Elle aperçoit immédiatement Drago en poussant la porte. Il est accoudé à la fenêtre du patio, un verre de Whisky dans une main, un cigare dans l'autre. De longs rideaux blanc battent dans le vent, s'enroulent, jettent leurs voilages sur le grand ciel noir, balayent les étoiles. Le patio semble suspendu, tout en haut du bateau, comme en apesanteur, et ses murs entièrement vitrés donnent à voir la mer, immense, furieuse, indifférenciable du ciel. Une dizaine de boules en verre sont suspendues au plafond, petits soleils nocturnes qui jettent leurs lumières douces dans toute la pièce.

Il tourne à peine la tête quand il entend la porte s'ouvrir, lui jette un bref regard avant de faire de nouveau face à la mer. Sur son dos, des éclats de lumières ondulent comme de l'eau.

« Demain, ça recommence, tu sais ? »

Il a perdu de sa superbe, fixe le Whisky qu'il fait tourner dans son verre, pensif, avant d'en boire une gorgée. Enfin, il se retourne, écrase son cigare dans le cendrier qui repose sur une petite table, dans un coin de la pièce. Se sert un autre verre avant d'en tendre un à Hermione. Elle l'accepte plus par soucis de diplomatie que par réelle envie de boire.

« Demain, on est repartis. »

« Je sais. »

Il se laisse tomber sur un fauteuil, en face d'elle, se perd dans la contemplation de la mer. Il semble plus déprimé que jamais, le bleu dilué qui marque son œil gauche l'ombre d'un orage qui accentue encore son air maussade. Il laisse aller sa tête contre le dossier du fauteuil.

« Quelle vie de merde, quand même. »

Elle sourit, en s'asseyant sur un sofa, pose son verre sur la petite table basse en face d'elle. Ses doigts jouent machinalement avec un fil qui dépasse du tissu blanc du canapé.

« Je te le fais pas dire », murmure-t-elle en tirant sur une des coutures jusqu'à défaire un nouveau fil. « Alors, c'est quoi, le plan ? Une fois que t'es arrivé à Naples, je veux dire. »

« Rester planqué chez Zabini, le temps que ça se tasse. »

« Parce que tu crois qu'ils vont te lâcher aussi facilement ? »

Drago relève la tête, la regarde un instant – il hésite à lui dire quelque chose, se décide finalement en haussant les épaules.

« Zabini a des protections. Sa mère connaît du beau monde, à Naples. Je mise tout là-dessus. Sinon, je suis mort. »

Ses doigts arrêtent de triturer les pauvres coutures du canapé. Elle attrape son verre, en suit les gravures ouvragées, avant de boire une gorgée de Whisky, par curiosité. L'effet est instantané : elle sent une déflagration dévaler sa gorge et ses muscles se dénouent légèrement.
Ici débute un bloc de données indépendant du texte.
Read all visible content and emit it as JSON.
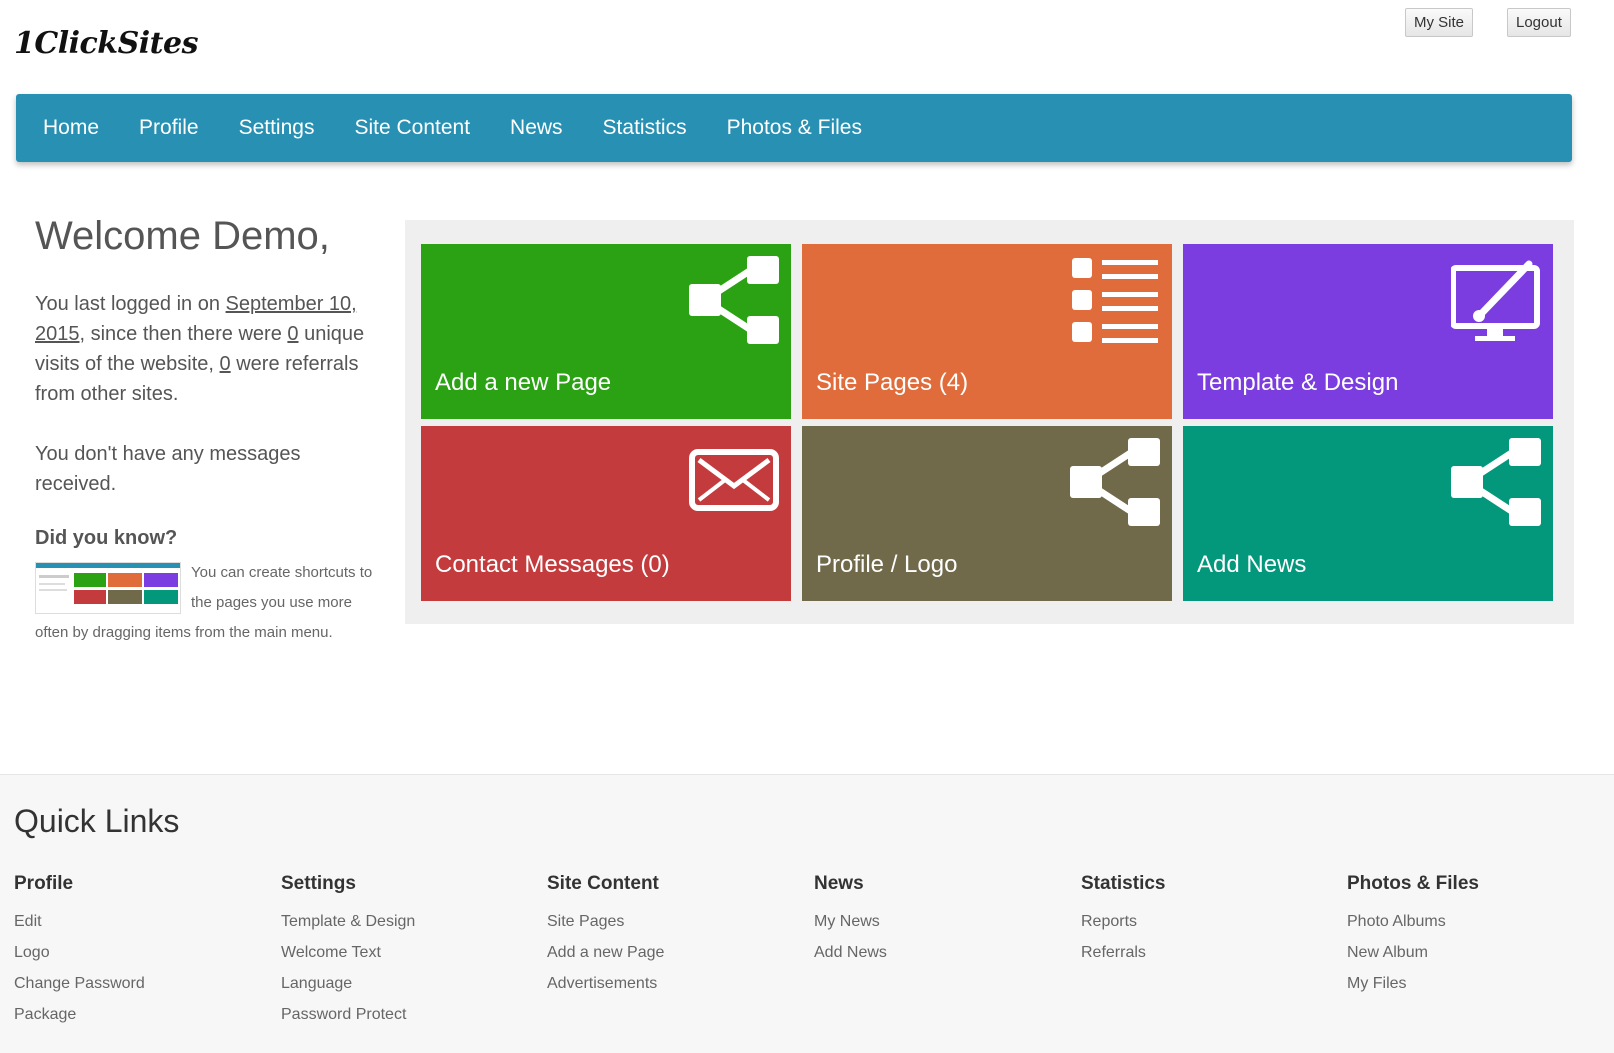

Elle a envie de rire en pensant à sa situation : elle est partie de Londres avec à peine de quoi se payer la moitié du trajet jusqu'en Andalousie, et la voilà sur un paquebot avec Malefoy, à siroter du Whisky dans un patio avec vue sur la mer, en attendant de se faire cueillir par les Traceurs. Même avec toute l'imagination du monde, elle n'aurait jamais pu imaginer finir dans une situation pareille. Croisière de luxe et tueurs aux trousses. Ça ferait un bon titre de film, tiens. Sauf qu'elle sait qu'elle joue sa vie à la roulette russe. Rien que l'idée de recroiser les Traceurs la fait frissonner. Elle revoit encore Fenrir et ses dents luisantes, et son regard fou, et sa bouche déformée par le goût du sang.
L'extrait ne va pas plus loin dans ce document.